Energy profiles for the pol β nucleotidyl transfer reaction. (A) Profile obtained from QM/MM calculations with either two (blue) or three (red) magnesium ions. The reaction coordinate is chosen to be the distance between the primer terminal nucleophile O3΄ and Pα of the incoming dCTP; the distance is reduced from right to left. In the designated transition state region (TS), the dissociating Pα–Oαβ bond has been stretched by 0.2 Å over its equilibrium distance. Also, the reactant (RS) and product states (PS) are indicated. (B) The starting (gray) and final (color) configurations of the QM sub-system (100 atoms) in the three magnesium calculation.

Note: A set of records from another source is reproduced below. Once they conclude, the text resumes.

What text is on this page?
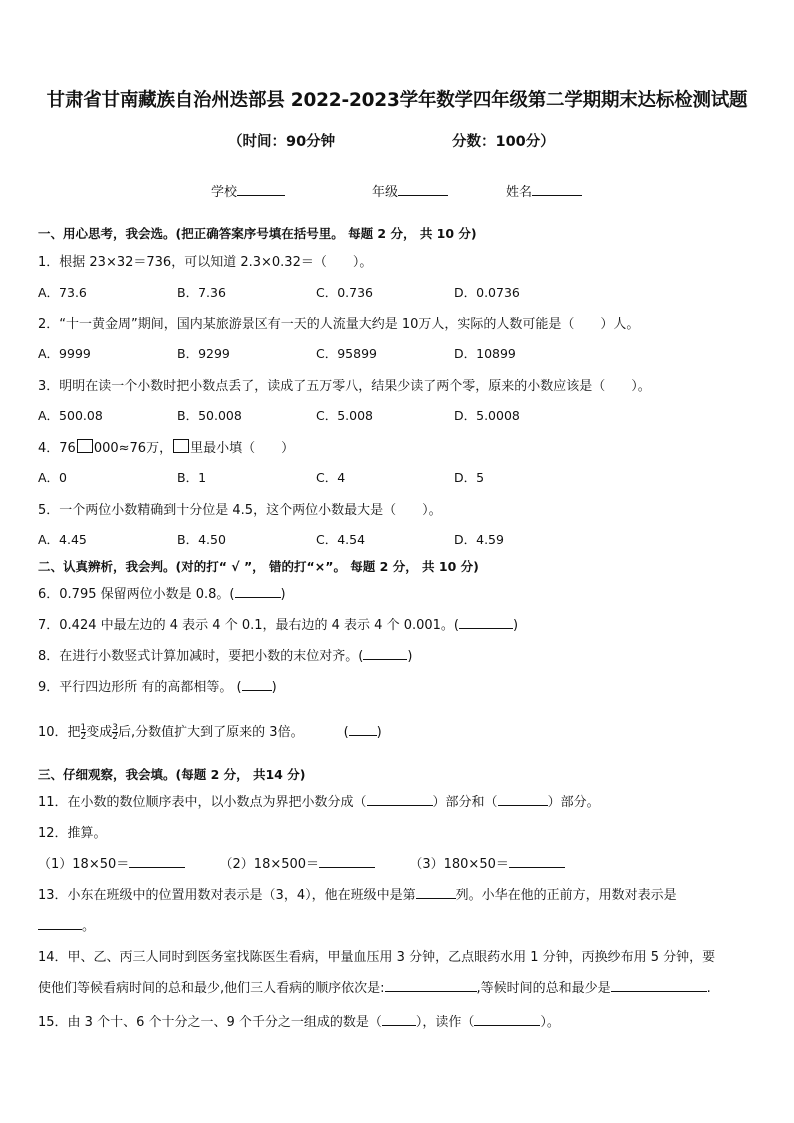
甘肃省甘南藏族自治州迭部县 2022-2023学年数学四年级第二学期期末达标检测试题
（时间：90分钟	分数：100分）
学校	年级	姓名
一、用心思考，我会选。(把正确答案序号填在括号里。 每题 2 分， 共 10 分)
1．根据 23×32＝736，可以知道 2.3×0.32＝（　　）。
A．73.6	B．7.36	C．0.736	D．0.0736
2．“十一黄金周”期间，国内某旅游景区有一天的人流量大约是 10万人，实际的人数可能是（　　）人。
A．9999	B．9299	C．95899	D．10899
3．明明在读一个小数时把小数点丢了，读成了五万零八，结果少读了两个零，原来的小数应该是（　　）。
A．500.08	B．50.008	C．5.008	D．5.0008
4．76 000≈76万， 里最小填（　　）
A．0	B．1	C．4	D．5
5．一个两位小数精确到十分位是 4.5，这个两位小数最大是（　　）。
A．4.45	B．4.50	C．4.54	D．4.59
二、认真辨析，我会判。(对的打“ √ ”， 错的打“×”。 每题 2 分， 共 10 分)
6．0.795 保留两位小数是 0.8。(	)
7．0.424 中最左边的 4 表示 4 个 0.1，最右边的 4 表示 4 个 0.001。(	)
8．在进行小数竖式计算加减时，要把小数的末位对齐。(	)
9．平行四边形所 有的高都相等。 ( )
10．把 $\frac{1}{2}$ 变成 $\frac{3}{2}$ 后,分数值扩大到了原来的 3倍。	( )
三、仔细观察，我会填。(每题 2 分， 共14 分)
11．在小数的数位顺序表中，以小数点为界把小数分成（	）部分和（	）部分。
12．推算。
（1）18×50＝	（2）18×500＝	（3）180×50＝
13．小东在班级中的位置用数对表示是（3，4），他在班级中是第	列。小华在他的正前方，用数对表示是
。
14．甲、乙、丙三人同时到医务室找陈医生看病，甲量血压用 3 分钟，乙点眼药水用 1 分钟，丙换纱布用 5 分钟，要
使他们等候看病时间的总和最少,他们三人看病的顺序依次是:	,等候时间的总和最少是	.
15．由 3 个十、6 个十分之一、9 个千分之一组成的数是（	），读作（	）。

Magnesium ions are represented by solid spheres (gray or green). All quantum waters are shown. Key water and Oαβ interactions in the final state are indicated with red dashed lines. (C) The starting and final configurations of the QM sub-system (99 atoms) with two magnesium ions. A water interaction with Oαβ in the final state is highlighted (red dashed line).

Figure 3.

Crystallographic structure of a product complex formed after insertion of the S_p-isomer of dCTPαS. (A) Active site after insertion of the S_p-isomer of dCTPαS. An anomalous density map contoured to 5σ is shown indicating that Mn²⁺ occupies the catalytic and nucleotide metal binding sites. (B) Pol β active site structural comparison of the products of dCTP (PDB ID 4KLH) and S_p-dCTPαS (PDB ID 5U9H) insertion. A product metal is observed only during the incorporation of a natural nucleotide. Sulfur (transparent yellow) appears to exclude product metal binding. The equivalent oxygen of dCTP (i.e. pro-S_p) is red (appears orange in the overlap with the sulfur van der Waals radius). Three Mn²⁺ (gray) are observed during insertion of dCTP whereas only two manganese ions (purple) are detected during the insertion of the S_p-isomer of dCTPαS.

Figure 4.

Energy profiles for the pol β nucleotidyl transfer reaction. (A) Profile obtained from QM/MM calculations with a sodium ion in the product metal site (green). The two- (blue) and three-metal (red) site profiles are also shown for comparison (see Figure 2). This system is used to account for an ion near the product metal binding site that could potentially exhibit the transient behavior during catalysis. The transition (TS, described in the text), reactant (RS), and product states (PS) are indicated. (B) The starting (gray) and final (color) QM sub-system configurations (100 atoms) of the three-metal system with a sodium ion at the product metal site are shown. Metal ions are represented by solid spheres (gray or green). The red dashed line represents a newly formed interaction between a Na(p)-bound water and Oαβ in the final state.

Figure 5.

Metal coordination distance variations along the reaction coordinate. (A) Coordination distances for the catalytic, (B) nucleotide binding, and (C) product metal sites. (D) Metal–metal distances along the reaction coordinates (top panel, Mg(c)–(Mg(n) for all cases; bottom panel, Mg(c)–M(p) and Mg(n)–M(p) with M being magnesium or sodium). In (A) and (B), the Mg(c)Mg(n), Mg(p) system is in the top panel, the Mg(c)Mg(n) system is in the middle panel, and the Mg(c)Mg(p)Na(p) system is in the bottom panel. The same color scheme for the top panel is followed for the other panels in (A–C).

Figure 6.

Hydrogen-bond network that connects the phosphate group on the primer terminus with the dNTP (or PP_i). Involvement of the product metal in strengthening the network is apparent. (A) Mg(c)Mg(n)Mg(p), (B) Mg(c)Mg(n), and (C) Mg(c)Mg(n)Na(p). Hydrogen bonds are indicated in purple dashed lines and the product metal coordination is shown in blue.

Figure 7.

Energy profiles for the pol β nucleotidyl transfer reaction. The profile (black) calculated with an ammonium ion is used to mimic a charged lysine residue found in the position of Mg(p) (13). This lysine residue is conserved in A- and B-family DNA polymerases. The energy profiles of the other three systems are included to facilitate comparison.